Investors Called On To Support Cannabis
Investors who have avoided the cannabis industry in the past out of concerns about the possible implications of legalization for Canada should consider buying in to help boost the industry and control how it operates, according to impact investing experts.
While there has been plenty of excitement around weed stocks as the legalization of recreational use approaches on October 17, uncertainty around issues like legal implications of crossing the US border have kept bigger investors away from the market. This is according to Vinay Shandal, the managing director of the Boston Consulting Group in Toronto.
According to Shandal, some banks are refusing to lend money for the industry, partly because the US’s regulatory framework for cannabis is so different. The states all differ in terms of the degree to which smoking weed is or is not permitted, so banks that are dealing in the market at the moment are being exceedingly cautious.
Investing to Address Concerns
Other essential investors, like Canada’s bigger pension funds, may also avoid the industry because of concerns that legal cannabis poses health risks pertaining to addiction or a reduction in work ethic among users. However, Shandal has noted that they won’t address these issues by refusing to get involved.

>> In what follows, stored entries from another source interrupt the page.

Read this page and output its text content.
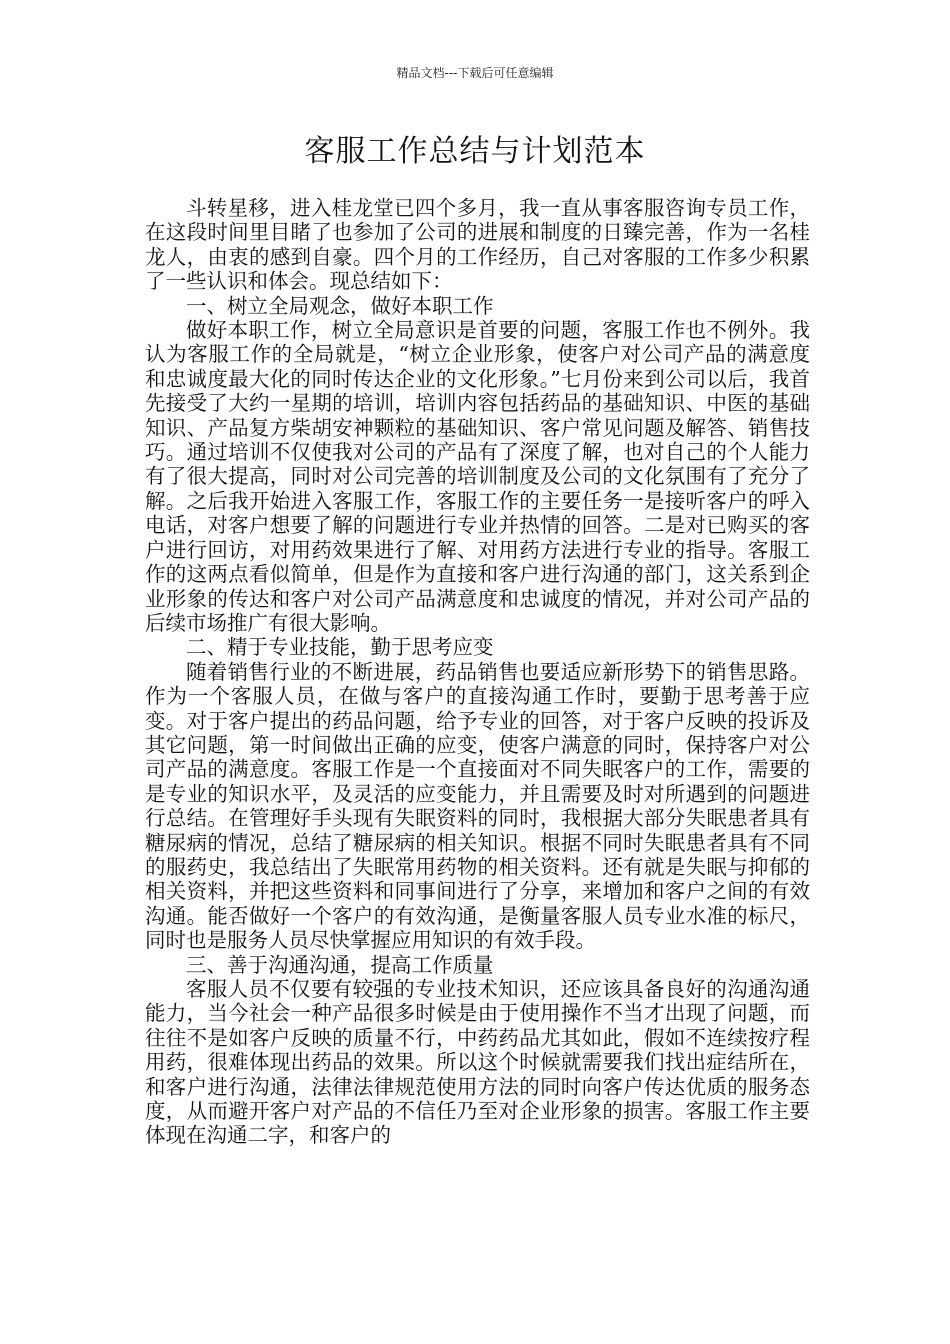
精品文档---下载后可任意编辑
客服工作总结与计划范本

斗转星移，进入桂龙堂已四个多月，我一直从事客服咨询专员工作，在这段时间里目睹了也参加了公司的进展和制度的日臻完善，作为一名桂龙人，由衷的感到自豪。四个月的工作经历，自己对客服的工作多少积累了一些认识和体会。现总结如下：

一、树立全局观念，做好本职工作

做好本职工作，树立全局意识是首要的问题，客服工作也不例外。我认为客服工作的全局就是，“树立企业形象，使客户对公司产品的满意度和忠诚度最大化的同时传达企业的文化形象。”七月份来到公司以后，我首先接受了大约一星期的培训，培训内容包括药品的基础知识、中医的基础知识、产品复方柴胡安神颗粒的基础知识、客户常见问题及解答、销售技巧。通过培训不仅使我对公司的产品有了深度了解，也对自己的个人能力有了很大提高，同时对公司完善的培训制度及公司的文化氛围有了充分了解。之后我开始进入客服工作，客服工作的主要任务一是接听客户的呼入电话，对客户想要了解的问题进行专业并热情的回答。二是对已购买的客户进行回访，对用药效果进行了解、对用药方法进行专业的指导。客服工作的这两点看似简单，但是作为直接和客户进行沟通的部门，这关系到企业形象的传达和客户对公司产品满意度和忠诚度的情况，并对公司产品的后续市场推广有很大影响。

二、精于专业技能，勤于思考应变

随着销售行业的不断进展，药品销售也要适应新形势下的销售思路。作为一个客服人员，在做与客户的直接沟通工作时，要勤于思考善于应变。对于客户提出的药品问题，给予专业的回答，对于客户反映的投诉及其它问题，第一时间做出正确的应变，使客户满意的同时，保持客户对公司产品的满意度。客服工作是一个直接面对不同失眠客户的工作，需要的是专业的知识水平，及灵活的应变能力，并且需要及时对所遇到的问题进行总结。在管理好手头现有失眠资料的同时，我根据大部分失眠患者具有糖尿病的情况，总结了糖尿病的相关知识。根据不同时失眠患者具有不同的服药史，我总结出了失眠常用药物的相关资料。还有就是失眠与抑郁的相关资料，并把这些资料和同事间进行了分享，来增加和客户之间的有效沟通。能否做好一个客户的有效沟通，是衡量客服人员专业水准的标尺，同时也是服务人员尽快掌握应用知识的有效手段。

三、善于沟通沟通，提高工作质量

客服人员不仅要有较强的专业技术知识，还应该具备良好的沟通沟通能力，当今社会一种产品很多时候是由于使用操作不当才出现了问题，而往往不是如客户反映的质量不行，中药药品尤其如此，假如不连续按疗程用药，很难体现出药品的效果。所以这个时候就需要我们找出症结所在，和客户进行沟通，法律法律规范使用方法的同时向客户传达优质的服务态度，从而避开客户对产品的不信任乃至对企业形象的损害。客服工作主要体现在沟通二字，和客户的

Impact investing uses investors’ influence to further progress in social, governmental and environmental issues, hence the term ‘ESG investing’. Such investments are set across a spectrum, with some being almost purely philanthropic and others having a more strategic angle. Investor-influenced businesses benefit both the industry’s bottom line and its social outcomes, giving stakeholders a vast amount of power to control the outcomes of any given market.
Since the cannabis industry is clearly here to stay, avoiding it would simply be a missed opportunity for local pension funds, according to Vinay Shandal. For example, high energy consumption businesses that are looking to lower costs could do so by retrenching workers, using cheaper materials, or pushing their bounds with suppliers – or they could simply work on their energy efficiency.
Capital Flows as Legalization Looms
A report on the cannabis industry from Sustainalytics gave poor grades on energy use to Canada’s four largest weed companies at the time: MedReleaf, Canopy, Aurora, and Aphria. However, Shandal believes that it would be silly for pension funds to avoid these companies purely because of this track record, as they would miss out on great returns from a high-growth industry in which Canada may soon become an international leader.
The expert says that companies who want to see the weed industry improve its energy efficiency and adopt more responsible distribution habits will not be influenced by investors who simply stand on the sidelines. And as legalization looms and institutional capital starts flowing into cannabis firms, greater shareholder control of their governance, energy use and other ESG metrics will be sure to follow.